In the study group, transfusion of donor erythrocyte mass was performed for all 178 patients with MOB. It should be noted that a complete, timely and sufficient transfusion was performed only for 34 (19.1%), and 144 (80.8%) patients underwent this procedure from 1 to 5 hours late, and in insufficient quantities. 2 (1.1%) had a post-transfusion complication that required intensive care, and one of them was transferred to the hemodialysis ward.

Conservative treatment of MOB, such as pelvic arterial embolization, stepwise, stepwise uterine de-vascularization and / or ligation of the hypogastric artery, has become a reliable and effective alternative

to hysterectomy. Although further long-term and subsequent studies are nevertheless necessary, and these procedures, according to foreign researchers, do not worsen subsequent fertility and pregnancy outcomes, these operations were not performed by the patient in the studied traditional group [15,16].

Conclusion

Thus, analyzing the 178 history of childbirth accompanied by MOB, in the period from 2014 to 2017 in the regional perinatal center in the city of Urgench we came to the following conclusion:

1. The frequency of massive obstetric bleeding in the studied retrospective group was 0.54%, and in the structure of maternal mortality 45.4%.
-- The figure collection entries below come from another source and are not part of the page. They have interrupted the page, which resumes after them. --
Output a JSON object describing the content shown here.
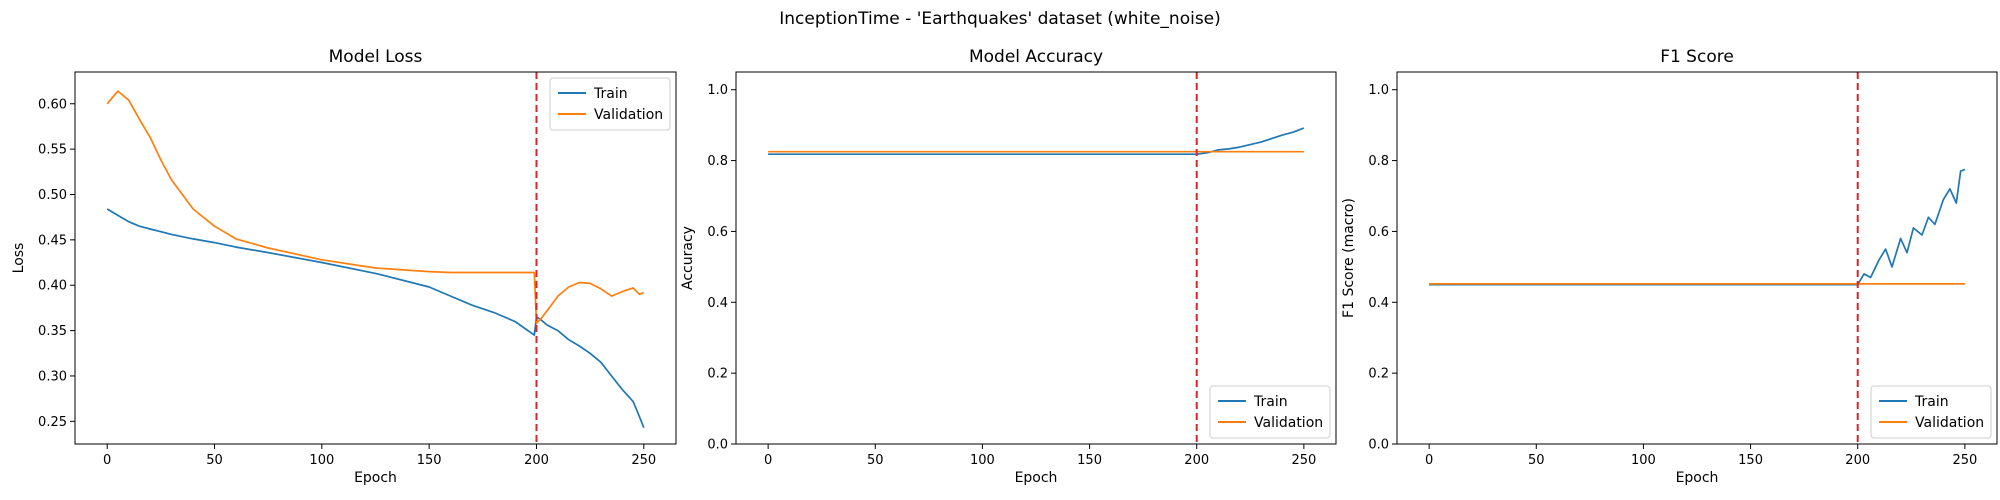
{
  "figure_title": "InceptionTime - 'Earthquakes' dataset (white_noise)",
  "colors": {
    "train": "#1f77b4",
    "validation": "#ff7f0e",
    "marker": "#d62728"
  },
  "chart_data": [
    {
      "type": "line",
      "title": "Model Loss",
      "xlabel": "Epoch",
      "ylabel": "Loss",
      "xlim": [
        -15,
        265
      ],
      "ylim": [
        0.225,
        0.635
      ],
      "xticks": [
        0,
        50,
        100,
        150,
        200,
        250
      ],
      "yticks": [
        0.25,
        0.3,
        0.35,
        0.4,
        0.45,
        0.5,
        0.55,
        0.6
      ],
      "ytick_decimals": 2,
      "vline_x": 200,
      "legend_position": "upper right",
      "x": [
        0,
        5,
        10,
        15,
        20,
        25,
        30,
        40,
        50,
        60,
        75,
        100,
        125,
        150,
        160,
        170,
        180,
        190,
        199,
        200,
        202,
        205,
        210,
        215,
        220,
        225,
        230,
        235,
        240,
        245,
        248,
        250
      ],
      "series": [
        {
          "name": "Train",
          "values": [
            0.484,
            0.477,
            0.47,
            0.465,
            0.462,
            0.459,
            0.456,
            0.451,
            0.447,
            0.442,
            0.436,
            0.425,
            0.413,
            0.398,
            0.388,
            0.378,
            0.37,
            0.36,
            0.345,
            0.365,
            0.362,
            0.356,
            0.35,
            0.34,
            0.333,
            0.325,
            0.315,
            0.3,
            0.285,
            0.272,
            0.255,
            0.243
          ]
        },
        {
          "name": "Validation",
          "values": [
            0.6,
            0.614,
            0.604,
            0.583,
            0.563,
            0.538,
            0.516,
            0.484,
            0.465,
            0.451,
            0.441,
            0.428,
            0.419,
            0.415,
            0.414,
            0.414,
            0.414,
            0.414,
            0.414,
            0.358,
            0.363,
            0.372,
            0.388,
            0.398,
            0.403,
            0.402,
            0.396,
            0.388,
            0.393,
            0.397,
            0.39,
            0.392
          ]
        }
      ]
    },
    {
      "type": "line",
      "title": "Model Accuracy",
      "xlabel": "Epoch",
      "ylabel": "Accuracy",
      "xlim": [
        -15,
        265
      ],
      "ylim": [
        0.0,
        1.05
      ],
      "xticks": [
        0,
        50,
        100,
        150,
        200,
        250
      ],
      "yticks": [
        0.0,
        0.2,
        0.4,
        0.6,
        0.8,
        1.0
      ],
      "ytick_decimals": 1,
      "vline_x": 200,
      "legend_position": "lower right",
      "x": [
        0,
        50,
        100,
        150,
        200,
        205,
        210,
        215,
        220,
        225,
        230,
        235,
        240,
        245,
        248,
        250
      ],
      "series": [
        {
          "name": "Train",
          "values": [
            0.818,
            0.818,
            0.818,
            0.818,
            0.818,
            0.822,
            0.83,
            0.833,
            0.838,
            0.845,
            0.852,
            0.862,
            0.872,
            0.88,
            0.887,
            0.892
          ]
        },
        {
          "name": "Validation",
          "values": [
            0.825,
            0.825,
            0.825,
            0.825,
            0.825,
            0.825,
            0.825,
            0.825,
            0.825,
            0.825,
            0.825,
            0.825,
            0.825,
            0.825,
            0.825,
            0.825
          ]
        }
      ]
    },
    {
      "type": "line",
      "title": "F1 Score",
      "xlabel": "Epoch",
      "ylabel": "F1 Score (macro)",
      "xlim": [
        -15,
        265
      ],
      "ylim": [
        0.0,
        1.05
      ],
      "xticks": [
        0,
        50,
        100,
        150,
        200,
        250
      ],
      "yticks": [
        0.0,
        0.2,
        0.4,
        0.6,
        0.8,
        1.0
      ],
      "ytick_decimals": 1,
      "vline_x": 200,
      "legend_position": "lower right",
      "x": [
        0,
        50,
        100,
        150,
        200,
        203,
        206,
        210,
        213,
        216,
        220,
        223,
        226,
        230,
        233,
        236,
        240,
        243,
        246,
        248,
        250
      ],
      "series": [
        {
          "name": "Train",
          "values": [
            0.45,
            0.45,
            0.45,
            0.45,
            0.45,
            0.48,
            0.47,
            0.52,
            0.55,
            0.5,
            0.58,
            0.54,
            0.61,
            0.59,
            0.64,
            0.62,
            0.69,
            0.72,
            0.68,
            0.77,
            0.775
          ]
        },
        {
          "name": "Validation",
          "values": [
            0.452,
            0.452,
            0.452,
            0.452,
            0.452,
            0.452,
            0.452,
            0.452,
            0.452,
            0.452,
            0.452,
            0.452,
            0.452,
            0.452,
            0.452,
            0.452,
            0.452,
            0.452,
            0.452,
            0.452,
            0.452
          ]
        }
      ]
    }
  ]
}
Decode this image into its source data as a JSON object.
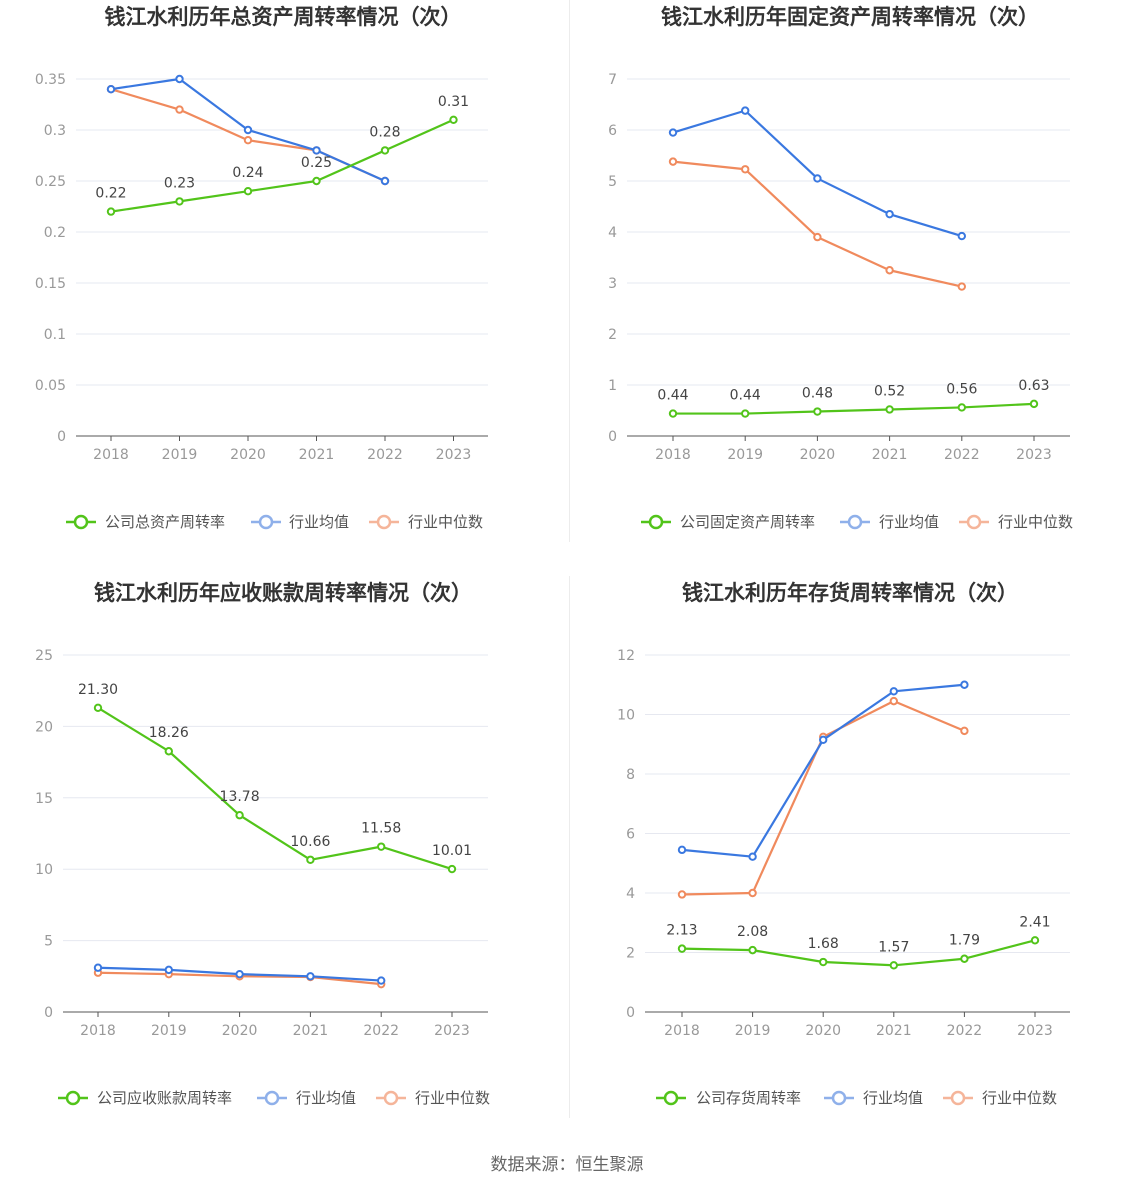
{
  "footer": "数据来源：恒生聚源",
  "chart_data": [
    {
      "type": "line",
      "title": "钱江水利历年总资产周转率情况（次）",
      "categories": [
        "2018",
        "2019",
        "2020",
        "2021",
        "2022",
        "2023"
      ],
      "ylim": [
        0,
        0.35
      ],
      "yticks": [
        0,
        0.05,
        0.1,
        0.15,
        0.2,
        0.25,
        0.3,
        0.35
      ],
      "ytick_labels": [
        "0",
        "0.05",
        "0.1",
        "0.15",
        "0.2",
        "0.25",
        "0.3",
        "0.35"
      ],
      "grid": true,
      "legend_position": "bottom",
      "series": [
        {
          "name": "公司总资产周转率",
          "color": "#52c41a",
          "values": [
            0.22,
            0.23,
            0.24,
            0.25,
            0.28,
            0.31
          ],
          "labels": [
            "0.22",
            "0.23",
            "0.24",
            "0.25",
            "0.28",
            "0.31"
          ]
        },
        {
          "name": "行业均值",
          "color": "#3a78e0",
          "values": [
            0.34,
            0.35,
            0.3,
            0.28,
            0.25,
            null
          ]
        },
        {
          "name": "行业中位数",
          "color": "#f08a5d",
          "values": [
            0.34,
            0.32,
            0.29,
            0.28,
            0.25,
            null
          ]
        }
      ]
    },
    {
      "type": "line",
      "title": "钱江水利历年固定资产周转率情况（次）",
      "categories": [
        "2018",
        "2019",
        "2020",
        "2021",
        "2022",
        "2023"
      ],
      "ylim": [
        0,
        7
      ],
      "yticks": [
        0,
        1,
        2,
        3,
        4,
        5,
        6,
        7
      ],
      "ytick_labels": [
        "0",
        "1",
        "2",
        "3",
        "4",
        "5",
        "6",
        "7"
      ],
      "grid": true,
      "legend_position": "bottom",
      "series": [
        {
          "name": "公司固定资产周转率",
          "color": "#52c41a",
          "values": [
            0.44,
            0.44,
            0.48,
            0.52,
            0.56,
            0.63
          ],
          "labels": [
            "0.44",
            "0.44",
            "0.48",
            "0.52",
            "0.56",
            "0.63"
          ]
        },
        {
          "name": "行业均值",
          "color": "#3a78e0",
          "values": [
            5.95,
            6.38,
            5.05,
            4.35,
            3.92,
            null
          ]
        },
        {
          "name": "行业中位数",
          "color": "#f08a5d",
          "values": [
            5.38,
            5.23,
            3.9,
            3.25,
            2.93,
            null
          ]
        }
      ]
    },
    {
      "type": "line",
      "title": "钱江水利历年应收账款周转率情况（次）",
      "categories": [
        "2018",
        "2019",
        "2020",
        "2021",
        "2022",
        "2023"
      ],
      "ylim": [
        0,
        25
      ],
      "yticks": [
        0,
        5,
        10,
        15,
        20,
        25
      ],
      "ytick_labels": [
        "0",
        "5",
        "10",
        "15",
        "20",
        "25"
      ],
      "grid": true,
      "legend_position": "bottom",
      "series": [
        {
          "name": "公司应收账款周转率",
          "color": "#52c41a",
          "values": [
            21.3,
            18.26,
            13.78,
            10.66,
            11.58,
            10.01
          ],
          "labels": [
            "21.30",
            "18.26",
            "13.78",
            "10.66",
            "11.58",
            "10.01"
          ]
        },
        {
          "name": "行业均值",
          "color": "#3a78e0",
          "values": [
            3.1,
            2.95,
            2.65,
            2.5,
            2.2,
            null
          ]
        },
        {
          "name": "行业中位数",
          "color": "#f08a5d",
          "values": [
            2.75,
            2.65,
            2.5,
            2.45,
            1.95,
            null
          ]
        }
      ]
    },
    {
      "type": "line",
      "title": "钱江水利历年存货周转率情况（次）",
      "categories": [
        "2018",
        "2019",
        "2020",
        "2021",
        "2022",
        "2023"
      ],
      "ylim": [
        0,
        12
      ],
      "yticks": [
        0,
        2,
        4,
        6,
        8,
        10,
        12
      ],
      "ytick_labels": [
        "0",
        "2",
        "4",
        "6",
        "8",
        "10",
        "12"
      ],
      "grid": true,
      "legend_position": "bottom",
      "series": [
        {
          "name": "公司存货周转率",
          "color": "#52c41a",
          "values": [
            2.13,
            2.08,
            1.68,
            1.57,
            1.79,
            2.41
          ],
          "labels": [
            "2.13",
            "2.08",
            "1.68",
            "1.57",
            "1.79",
            "2.41"
          ]
        },
        {
          "name": "行业均值",
          "color": "#3a78e0",
          "values": [
            5.45,
            5.22,
            9.15,
            10.78,
            11.0,
            null
          ]
        },
        {
          "name": "行业中位数",
          "color": "#f08a5d",
          "values": [
            3.95,
            4.0,
            9.25,
            10.45,
            9.45,
            null
          ]
        }
      ]
    }
  ]
}
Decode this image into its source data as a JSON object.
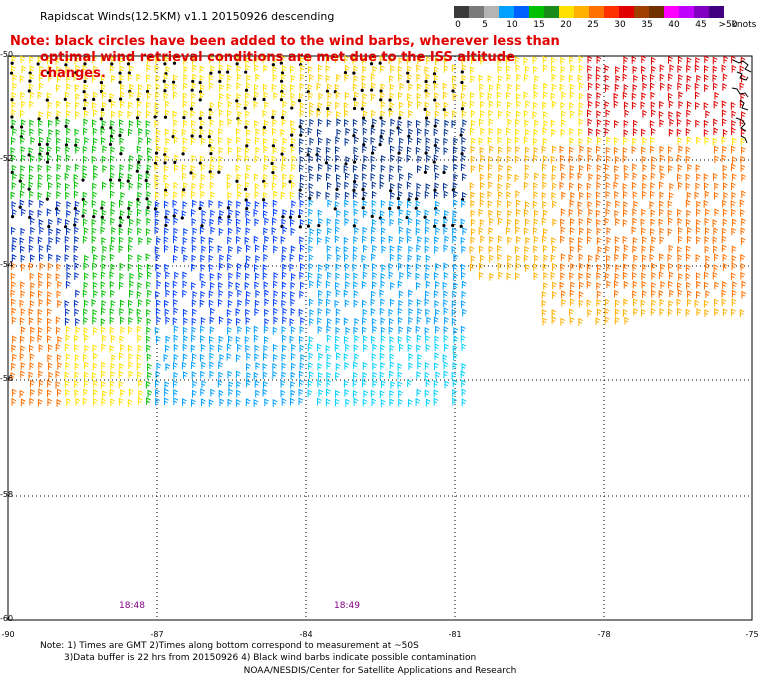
{
  "header": {
    "title": "Rapidscat Winds(12.5KM) v1.1 20150926 descending",
    "note_line1": "Note: black circles have been added to the wind barbs, wherever less than",
    "note_line2": "optimal wind retrieval conditions are met due to the ISS altitude changes."
  },
  "speed_scale": {
    "unit": "knots",
    "labels": [
      "0",
      "5",
      "10",
      "15",
      "20",
      "25",
      "30",
      "35",
      "40",
      "45",
      ">50"
    ],
    "colors": [
      "#3a3a3a",
      "#7a7a7a",
      "#b4b4b4",
      "#00a0ff",
      "#0060ff",
      "#00c000",
      "#1a8a1a",
      "#ffe000",
      "#ffb000",
      "#ff7000",
      "#ff3000",
      "#e00000",
      "#a04000",
      "#703000",
      "#ff00ff",
      "#c000ff",
      "#8000c0",
      "#400080"
    ]
  },
  "map": {
    "lat_labels": [
      "-50",
      "-52",
      "-54",
      "-56",
      "-58",
      "-60"
    ],
    "lon_labels": [
      "-90",
      "-87",
      "-84",
      "-81",
      "-78",
      "-75"
    ],
    "time_labels": [
      "18:48",
      "18:49"
    ]
  },
  "footer": {
    "line1": "Note: 1) Times are GMT 2)Times along bottom correspond to measurement at ~50S",
    "line2": "3)Data buffer is 22 hrs from 20150926 4) Black wind barbs indicate possible contamination",
    "credit": "NOAA/NESDIS/Center for Satellite Applications and Research"
  }
}
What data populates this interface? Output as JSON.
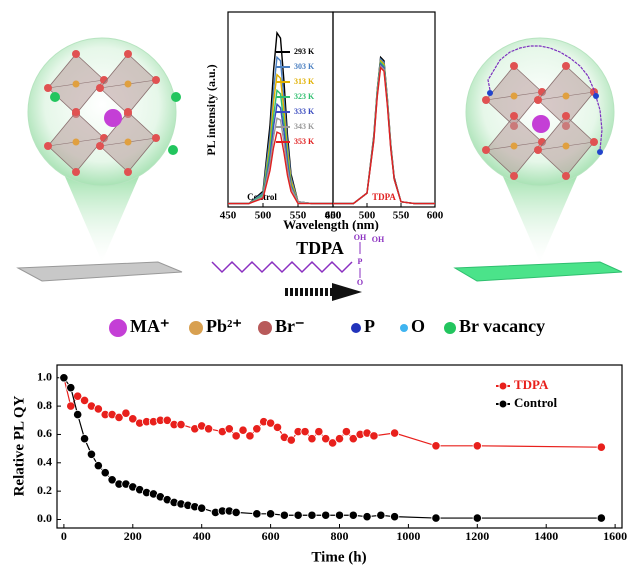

2. The main causes of massive obstetric bleeding were postpartum atony of the uterus in 103 (57.8%), detachment of the normally located placenta in 64 (35.9%) and placenta previa in 10 (6.1%). The amount of lost blood averaged 2,410.45 ± 520.55 ml.

3. The mistakes made during the clinical examination, surgical, conservative treatment and organizational issues led to 5 cases of maternal mortality and a deterioration in the quality of life of a woman in the study group.